From that, we've evolved from a DIY control unit built into a small protoboard to a custom PCB, protected in a 3D printed shell that isolates the battery, keeps small leaks away from the precious electronics, and makes the entire system a little bit easier access.
The DIY control board, on the right, compared to the custom PCB control board, left.
But this presents a new problem. One of our missions is to minimize the number of custom parts in order to make the build as accessible to as many people as possible. The end result is that we now maintain two build pathways, one using a custom board, which is cheaper, faster, easier, and more reliable, and one using the old protoboard, which is available if you can't get a custom PCB.
Although, to be fair, at this point if you want to build an OpenCTD and provide feedback, I'll just mail you a board.
The OpenCTD has been on whirlwind of development over the last few years. Thanks to support from the Bureau of Ocean Energy Management, the National Marine Sanctuaries Foundation, and Patreon, we've be pushing hard to turn this DIY project into something durable, reliable, accurate, and inexpensive. The end result is Rev6 of the OpenCTD.

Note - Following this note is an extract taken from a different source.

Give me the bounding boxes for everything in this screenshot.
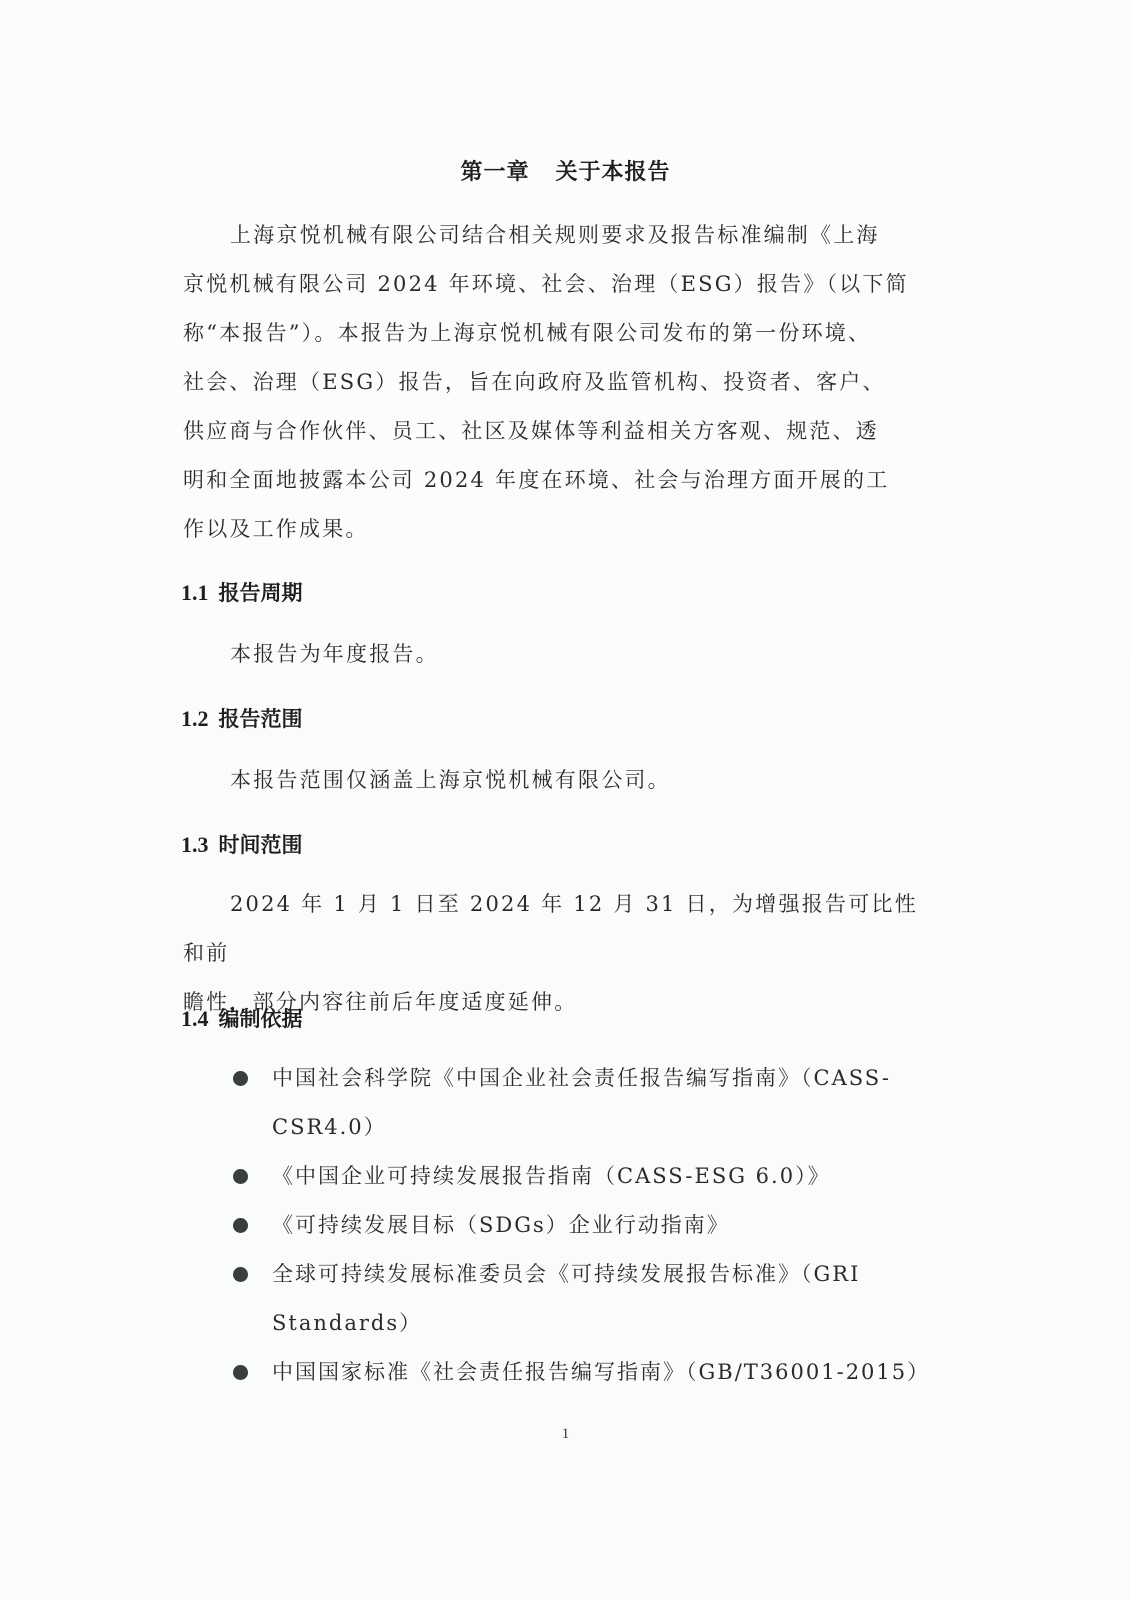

The new OpenCTD can be built in less than a day by experienced makers. But if you've never touched a soldering iron, you can still make a CTD over a long weekend. And despite a truly wild supply chain over the last 2 years, you can still build one for about $350.
And here's where we need you help: The OpenCTD has been a DIY project since its inception, but more and more school and university programs are asking for something to take the guesswork out of sourcing parts and standardizing OpenCTD assembly. In short, we need a kit, that people can buy and be guaranteed that they have everything they need to make their own CTD. We're testing workflows, creating and trialing a syllabus, and figuring out what needs to be assembled in advance to maximize the learning potential of an OpenCTD kit while working within the time constraints of an education program.
And that's what we need from the Hackaday Prize: expertise to get us from a program that has built and deployed CTDs around the world to one that can better assist ocean-loving communities to build their own standardized CTD that they can trust to collect oceanographic data.